Após algumas demonstrações públicas e concertos improvisados de música eletrônica, o novo produto, que custava inicialmente cerca de 330 libras, passou a ser cobiçado por artistas britânicos de rock progressivo. Com isso, Zinovieff, até então avesso à música popular - a ponto de ter negado um encontro com Paul McCartney -, foi obrigado a baixar a guarda. E passou a receber artistas como Ringo Starr, David Gilmour, Roger Waters, David Bowie e Karlheinz Stockhausen.

— Eu não ensinei nada a esses caras. Assim que eles começaram a experimentar meu sintetizador, eles imediatamente superaram qualquer coisa que eu poderia lhes ensinar. Por isso, são geniais. Eles tiveram o feeling e souberam tirar daquilo o que queriam. E também é por isso que os efeitos que o sintetizador causou em suas canções foram tão diferentes entre si — conta Zinovieff, que não titubeia quando perguntado sobre a banda que melhor soube usar sintetizadores em sua obra. — Pink Floyd, sem dúvidas. Eles usaram a máquina da maneira mais inovadora possível, e fizeram músicas extraordinárias que ninguém tinha escutado até então. Dos artistas mais novos, o Portishead também faz um bom trabalho.

Como todo inventor, o senhor de humor tipicamente inglês já foi rotulado de "louco" algumas vezes. Como quando o falecido Jon Lord, ex-organista e tecladista da banda Deep Purple, visitou seu elaborado estúdio e o viu discutindo com o computador e esperando uma resposta. E é com orgulho que Zinovieff conta da vez em que, ao lado do compositor Harrison Birtwistle, ex-diretor do Royal National Theatre, escalou o Big Ben para gravar um sample do barulho do relógio.

— Em 1971, eu e Birtwistle estávamos trabalhando numa composição chamada "Chronometer '71", basicamente distorções eletrônicas do barulho de relógios, e a maior parte da trilha é gravada no Big Ben. Escalamos até o topo da torre e botamos microfones em qualquer mecanismo que fosse possível. Deu um grande trabalho conseguir aquela autorização, mas foi uma ótima aventura — diverte-se.

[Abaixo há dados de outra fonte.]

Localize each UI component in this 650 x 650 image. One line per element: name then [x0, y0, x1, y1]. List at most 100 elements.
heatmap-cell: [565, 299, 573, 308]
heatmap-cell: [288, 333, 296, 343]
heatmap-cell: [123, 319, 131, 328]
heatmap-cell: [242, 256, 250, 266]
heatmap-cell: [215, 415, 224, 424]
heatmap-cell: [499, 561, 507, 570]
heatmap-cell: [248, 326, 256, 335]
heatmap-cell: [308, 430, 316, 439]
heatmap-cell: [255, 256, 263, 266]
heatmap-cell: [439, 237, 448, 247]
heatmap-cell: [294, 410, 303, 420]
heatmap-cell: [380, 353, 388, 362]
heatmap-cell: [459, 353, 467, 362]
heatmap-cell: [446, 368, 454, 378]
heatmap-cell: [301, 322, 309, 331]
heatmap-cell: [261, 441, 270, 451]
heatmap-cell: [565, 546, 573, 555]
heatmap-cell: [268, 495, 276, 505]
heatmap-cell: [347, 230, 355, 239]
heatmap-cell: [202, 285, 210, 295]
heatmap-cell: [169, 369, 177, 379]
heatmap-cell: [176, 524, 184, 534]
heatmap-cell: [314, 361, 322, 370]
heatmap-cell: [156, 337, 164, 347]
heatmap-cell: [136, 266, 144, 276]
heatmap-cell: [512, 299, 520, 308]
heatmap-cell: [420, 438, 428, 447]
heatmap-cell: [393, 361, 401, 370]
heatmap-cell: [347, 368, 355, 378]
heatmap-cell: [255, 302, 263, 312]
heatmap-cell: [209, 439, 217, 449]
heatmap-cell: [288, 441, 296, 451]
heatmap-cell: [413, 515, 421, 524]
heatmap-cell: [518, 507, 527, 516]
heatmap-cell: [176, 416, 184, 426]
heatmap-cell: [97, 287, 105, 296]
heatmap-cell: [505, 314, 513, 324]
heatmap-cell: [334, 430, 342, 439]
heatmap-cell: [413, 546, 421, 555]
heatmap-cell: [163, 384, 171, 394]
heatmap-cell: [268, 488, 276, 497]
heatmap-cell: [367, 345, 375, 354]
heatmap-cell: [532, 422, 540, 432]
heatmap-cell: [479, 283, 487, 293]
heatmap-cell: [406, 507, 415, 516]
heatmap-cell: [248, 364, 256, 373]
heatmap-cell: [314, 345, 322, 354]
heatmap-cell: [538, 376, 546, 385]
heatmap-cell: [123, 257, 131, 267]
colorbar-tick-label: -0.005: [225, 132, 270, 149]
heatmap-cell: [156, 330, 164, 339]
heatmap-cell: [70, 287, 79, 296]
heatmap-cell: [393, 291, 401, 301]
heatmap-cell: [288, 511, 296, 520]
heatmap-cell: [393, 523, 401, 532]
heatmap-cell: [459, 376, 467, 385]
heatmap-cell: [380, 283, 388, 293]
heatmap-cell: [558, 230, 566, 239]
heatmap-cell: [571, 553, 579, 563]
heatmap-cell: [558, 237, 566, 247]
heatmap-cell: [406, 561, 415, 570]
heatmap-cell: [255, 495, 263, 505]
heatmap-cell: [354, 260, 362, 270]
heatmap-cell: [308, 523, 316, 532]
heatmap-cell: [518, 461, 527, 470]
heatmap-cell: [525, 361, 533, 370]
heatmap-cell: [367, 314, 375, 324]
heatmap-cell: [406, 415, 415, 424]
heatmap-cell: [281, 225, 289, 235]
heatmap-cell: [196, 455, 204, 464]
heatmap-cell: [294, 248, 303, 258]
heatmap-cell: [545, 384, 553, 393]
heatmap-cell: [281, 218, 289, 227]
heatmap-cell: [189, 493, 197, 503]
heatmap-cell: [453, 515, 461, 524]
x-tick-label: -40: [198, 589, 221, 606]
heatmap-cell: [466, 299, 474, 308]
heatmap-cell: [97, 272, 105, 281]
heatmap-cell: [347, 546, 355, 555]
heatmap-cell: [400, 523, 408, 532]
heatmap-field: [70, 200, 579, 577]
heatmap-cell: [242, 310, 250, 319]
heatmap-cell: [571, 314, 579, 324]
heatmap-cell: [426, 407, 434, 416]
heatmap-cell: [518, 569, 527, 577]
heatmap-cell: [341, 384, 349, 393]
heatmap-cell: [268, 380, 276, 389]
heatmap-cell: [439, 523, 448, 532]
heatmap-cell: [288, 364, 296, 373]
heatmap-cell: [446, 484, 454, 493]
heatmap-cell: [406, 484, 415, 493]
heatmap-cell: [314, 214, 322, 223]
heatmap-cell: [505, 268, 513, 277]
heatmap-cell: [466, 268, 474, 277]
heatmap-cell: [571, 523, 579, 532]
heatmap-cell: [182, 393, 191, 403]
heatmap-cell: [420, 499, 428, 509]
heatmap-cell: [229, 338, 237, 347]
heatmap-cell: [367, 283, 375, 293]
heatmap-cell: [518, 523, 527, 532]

"O TECLADO É O DEMÔNIO PARA A MÚSICA"

A música é uma das faixas do álbum "Electric Calendar/The EMS Tapes", uma retrospectiva de experimentações feitas entre 1965 e 1979 (ano em que a EMS declarou sua falência) que Zinovieff lançou em julho do ano passado. Por falar em sample, o inglês alegou, em recente entrevista ao jornal britânico "The Guardian", que também é o criador do processo de sampling:

— O que eu quis dizer é que fui o primeiro a usar samples em um computador. Com certeza, outras pessoas já tinham gravado sons aleatórios antes, mas nunca tinham organizado-os em uma máquina a fim de criar músicas a partir disso.

A falência da empresa e a consequente venda de seu estúdio ("o pior momento da minha vida", lembra) fizeram Zinovieff passar os 30 anos seguintes sem compôr músicas. Nesse meio tempo, virou professor universitário e estudou design gráfico. Mas, incentivado por um fã músico, que encomendou uma de suas trilhas, voltou a se dedicar à arte em 2010, construindo um novo estúdio hi-tech. Ele reconhece que é saudosista e, por isso, segue sem gostar de música pop:

— Hoje em dia, tudo é muito fácil. Qualquer um compra programas de edição e pode fazer música. Somos constantemente bombardeados por música ruim. Eu ligo a televisão e me desespero, diariamente. E é por isso que eu nunca quis que botassem um teclado conectado a um sintetizador.

O teclado é como um demônio para a música, porque ele tornou tudo muito preguiçoso. Vamos dizer que você queria adicionar flauta em uma música que está criando. Como as pessoas têm feito isso? Elas pegam o teclado e emulam o som. Elas não tocam mais a flauta, por pura preguiça. O teclado e suas facilidades têm afastado o lado orgânico da música. Tudo virou repetitivo.

É por isso que bandas como Pink Floyd, Rolling Stones e Led Zeppelin seguem ganhando milhões em turnês pelo mundo. As pessoas sabem que elas ainda soam originais, diferentemente de muita coisa produzida por músicos atuais.